Elle s’est exprimée sur « la banalisation des violences » politiques dans le monde, dont elle est un des innombrables exemples. Malgré son dernier acquittement en 2014, Pinar Selek a dû assister, impuissante, à la réouverture de son dossier par la Cour suprême de Turquie. Qualifiant son procès « d’une autre époque », Pinar Selek est théoriquement attendue au tribunal pour l’été 2024 à Istanbul. Elle risque la perpétuité.

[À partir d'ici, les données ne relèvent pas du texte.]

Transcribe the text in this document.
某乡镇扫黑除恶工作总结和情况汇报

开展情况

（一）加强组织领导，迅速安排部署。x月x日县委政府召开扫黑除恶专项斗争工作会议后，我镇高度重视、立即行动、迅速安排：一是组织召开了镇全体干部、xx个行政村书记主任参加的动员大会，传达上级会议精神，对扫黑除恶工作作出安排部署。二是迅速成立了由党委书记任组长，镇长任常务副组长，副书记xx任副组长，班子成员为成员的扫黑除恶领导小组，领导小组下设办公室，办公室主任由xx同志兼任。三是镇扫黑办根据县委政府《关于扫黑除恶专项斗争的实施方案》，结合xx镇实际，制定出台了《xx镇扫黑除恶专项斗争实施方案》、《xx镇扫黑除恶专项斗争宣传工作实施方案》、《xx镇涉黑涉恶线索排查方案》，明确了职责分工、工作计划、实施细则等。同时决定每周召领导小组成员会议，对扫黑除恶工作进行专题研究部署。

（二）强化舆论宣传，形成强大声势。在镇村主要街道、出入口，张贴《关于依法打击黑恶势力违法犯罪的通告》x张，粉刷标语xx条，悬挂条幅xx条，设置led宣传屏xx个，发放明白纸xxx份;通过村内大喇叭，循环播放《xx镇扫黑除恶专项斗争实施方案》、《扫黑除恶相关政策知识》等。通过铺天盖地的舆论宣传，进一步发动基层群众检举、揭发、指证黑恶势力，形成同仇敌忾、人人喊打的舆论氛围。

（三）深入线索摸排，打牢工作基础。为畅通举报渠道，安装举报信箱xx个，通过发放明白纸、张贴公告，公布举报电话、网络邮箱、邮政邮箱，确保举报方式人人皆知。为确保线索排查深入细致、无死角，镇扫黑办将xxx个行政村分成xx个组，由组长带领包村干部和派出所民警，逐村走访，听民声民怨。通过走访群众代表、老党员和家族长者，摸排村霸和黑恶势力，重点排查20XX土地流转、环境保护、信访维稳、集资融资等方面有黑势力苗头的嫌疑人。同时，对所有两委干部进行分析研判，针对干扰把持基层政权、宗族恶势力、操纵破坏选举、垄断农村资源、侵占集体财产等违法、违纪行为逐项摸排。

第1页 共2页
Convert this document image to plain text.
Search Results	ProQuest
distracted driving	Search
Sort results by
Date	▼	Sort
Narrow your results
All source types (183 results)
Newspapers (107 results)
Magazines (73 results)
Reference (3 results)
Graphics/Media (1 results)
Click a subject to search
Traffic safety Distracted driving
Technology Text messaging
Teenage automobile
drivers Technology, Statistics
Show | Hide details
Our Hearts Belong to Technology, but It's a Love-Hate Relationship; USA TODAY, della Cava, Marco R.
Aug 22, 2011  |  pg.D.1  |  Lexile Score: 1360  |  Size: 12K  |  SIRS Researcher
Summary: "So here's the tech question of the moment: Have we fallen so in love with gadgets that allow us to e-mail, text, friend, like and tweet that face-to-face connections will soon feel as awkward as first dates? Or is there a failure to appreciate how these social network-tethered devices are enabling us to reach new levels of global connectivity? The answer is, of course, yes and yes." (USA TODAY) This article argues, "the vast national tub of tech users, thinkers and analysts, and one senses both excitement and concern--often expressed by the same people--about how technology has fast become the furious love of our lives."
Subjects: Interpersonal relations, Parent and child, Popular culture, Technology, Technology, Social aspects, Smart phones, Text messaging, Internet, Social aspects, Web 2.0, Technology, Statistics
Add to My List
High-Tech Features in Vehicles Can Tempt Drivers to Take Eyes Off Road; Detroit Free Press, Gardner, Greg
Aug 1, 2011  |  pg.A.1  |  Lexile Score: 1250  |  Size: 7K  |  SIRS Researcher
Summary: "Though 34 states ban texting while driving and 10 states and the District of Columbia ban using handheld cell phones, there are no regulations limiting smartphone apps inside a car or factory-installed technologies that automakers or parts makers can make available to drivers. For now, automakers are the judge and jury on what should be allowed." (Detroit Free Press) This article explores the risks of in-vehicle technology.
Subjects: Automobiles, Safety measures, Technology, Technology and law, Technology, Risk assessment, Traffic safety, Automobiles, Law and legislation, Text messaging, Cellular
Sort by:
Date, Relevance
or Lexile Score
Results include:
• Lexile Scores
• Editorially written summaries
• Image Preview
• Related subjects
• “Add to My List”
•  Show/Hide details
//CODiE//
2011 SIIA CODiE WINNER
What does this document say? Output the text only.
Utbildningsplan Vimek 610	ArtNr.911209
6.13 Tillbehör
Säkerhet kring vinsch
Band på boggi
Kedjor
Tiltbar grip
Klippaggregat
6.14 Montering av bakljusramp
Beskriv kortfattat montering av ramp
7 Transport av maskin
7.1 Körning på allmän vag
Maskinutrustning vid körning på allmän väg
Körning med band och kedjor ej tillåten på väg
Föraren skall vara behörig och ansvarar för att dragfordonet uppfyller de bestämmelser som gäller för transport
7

A ses côtés, les ukrainiennes Maryna Kumeda, résidant en France depuis 17 ans, et Anna Malihon, réfugiée depuis moins d’un an et auteur de huit livres. Elle relate avoir été ballotée avec son fils depuis 2022, après  l’invasion de l’Ukraine. Pour elle, la solidarité internationale envers les écrivains et journalistes permet de sauver des vies, à l’instar du réalisateur ukrainien arrêté en Crimée Oleg Stenstov. Arrêté en 2014 alors qu’il manifestait contre l’annexion de sa Crimée natale, il avait été condamné à 20 ans de prison pour terrorisme lors d’un procès expéditif russe en 2015. Incarcéré dans une prison du nord de la Russie, Oleg Stenstov avait bénéficié du soutien de plusieurs ONG (Amnesty, RSF), gouvernements occidentaux, écrivains, cinéastes et acteurs de l’étranger. 

En septembre 2019, le cinéaste est inscrit sur une liste d’échange de prisonniers avec l’Ukraine, signant la fin de son incarcération. « Sa libération est due au soutien étranger et notamment la France. Aujourd’hui, il fait partie d’une unité de l’armée en première ligne, comme bon nombre d’intellectuels, acteurs et scientifiques. » Certains meurent sur le front, d’autres dans leur maison bombardée.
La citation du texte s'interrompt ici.